Personal information
- Full name: Stuart Mangin
- Born: 8 February 1977 (age 48)
- Original team: Macleod / Northern Knights
- Draft: 20th, 1994 AFL draft
- Height: 190 cm (6 ft 3 in)
- Weight: 95 kg (209 lb)

Playing career^{1}
- Years: Club / Games (Goals)
- 1995–1997: Sydney Swans / 0 (0)
- 1998: Collingwood / 3 (2)
- ^{1} Playing statistics correct to the end of 1998.

= Stuart Mangin =

Australian rules footballer

Stuart Mangin (born 8 February 1977) is a former Australian rules footballer who played with Collingwood in the Australian Football League (AFL).
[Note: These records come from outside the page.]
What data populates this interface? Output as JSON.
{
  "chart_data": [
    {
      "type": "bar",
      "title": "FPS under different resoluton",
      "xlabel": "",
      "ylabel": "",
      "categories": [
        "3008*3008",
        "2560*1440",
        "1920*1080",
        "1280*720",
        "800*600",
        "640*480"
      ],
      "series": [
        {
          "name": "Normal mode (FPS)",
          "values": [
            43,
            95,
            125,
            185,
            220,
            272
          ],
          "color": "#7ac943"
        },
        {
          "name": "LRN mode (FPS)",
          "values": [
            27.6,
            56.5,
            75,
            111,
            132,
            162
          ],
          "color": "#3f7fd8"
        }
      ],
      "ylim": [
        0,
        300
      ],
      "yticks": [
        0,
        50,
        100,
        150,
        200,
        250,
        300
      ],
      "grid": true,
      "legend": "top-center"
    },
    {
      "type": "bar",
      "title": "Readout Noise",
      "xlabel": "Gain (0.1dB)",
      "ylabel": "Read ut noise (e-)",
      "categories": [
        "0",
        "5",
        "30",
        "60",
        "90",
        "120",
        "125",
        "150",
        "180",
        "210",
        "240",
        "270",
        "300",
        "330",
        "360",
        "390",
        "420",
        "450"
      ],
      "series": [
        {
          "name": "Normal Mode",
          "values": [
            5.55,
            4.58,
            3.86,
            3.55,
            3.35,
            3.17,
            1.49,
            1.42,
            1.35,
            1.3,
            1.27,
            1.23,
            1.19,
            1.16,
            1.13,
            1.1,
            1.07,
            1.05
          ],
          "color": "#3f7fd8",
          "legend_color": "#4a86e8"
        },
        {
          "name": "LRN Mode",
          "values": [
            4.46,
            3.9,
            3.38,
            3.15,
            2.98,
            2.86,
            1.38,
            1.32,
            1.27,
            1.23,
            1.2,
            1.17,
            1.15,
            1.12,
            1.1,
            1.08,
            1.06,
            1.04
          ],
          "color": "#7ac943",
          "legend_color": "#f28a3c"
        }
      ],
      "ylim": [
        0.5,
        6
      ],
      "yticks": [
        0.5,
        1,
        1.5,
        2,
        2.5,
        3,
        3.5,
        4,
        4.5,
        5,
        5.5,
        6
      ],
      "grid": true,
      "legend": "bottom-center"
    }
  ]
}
Mangin, who was from Macleod originally, was playing with the Northern Knights in the TAC Cup when drafted by the Sydney Swans. He only played reserves football for the Swans and was traded to Collingwood at the end of the 1997 season. The trade saw Mangin and teammate Clinton King go to Collingwood, in exchange of Robert Ahmat and the draft selection which secured Fred Campbell.

He made three appearances for Collingwood in the 1998 AFL season and in the last of those kicked two goals against Richmond at the Melbourne Cricket Ground. A defender, he later played at Norwood.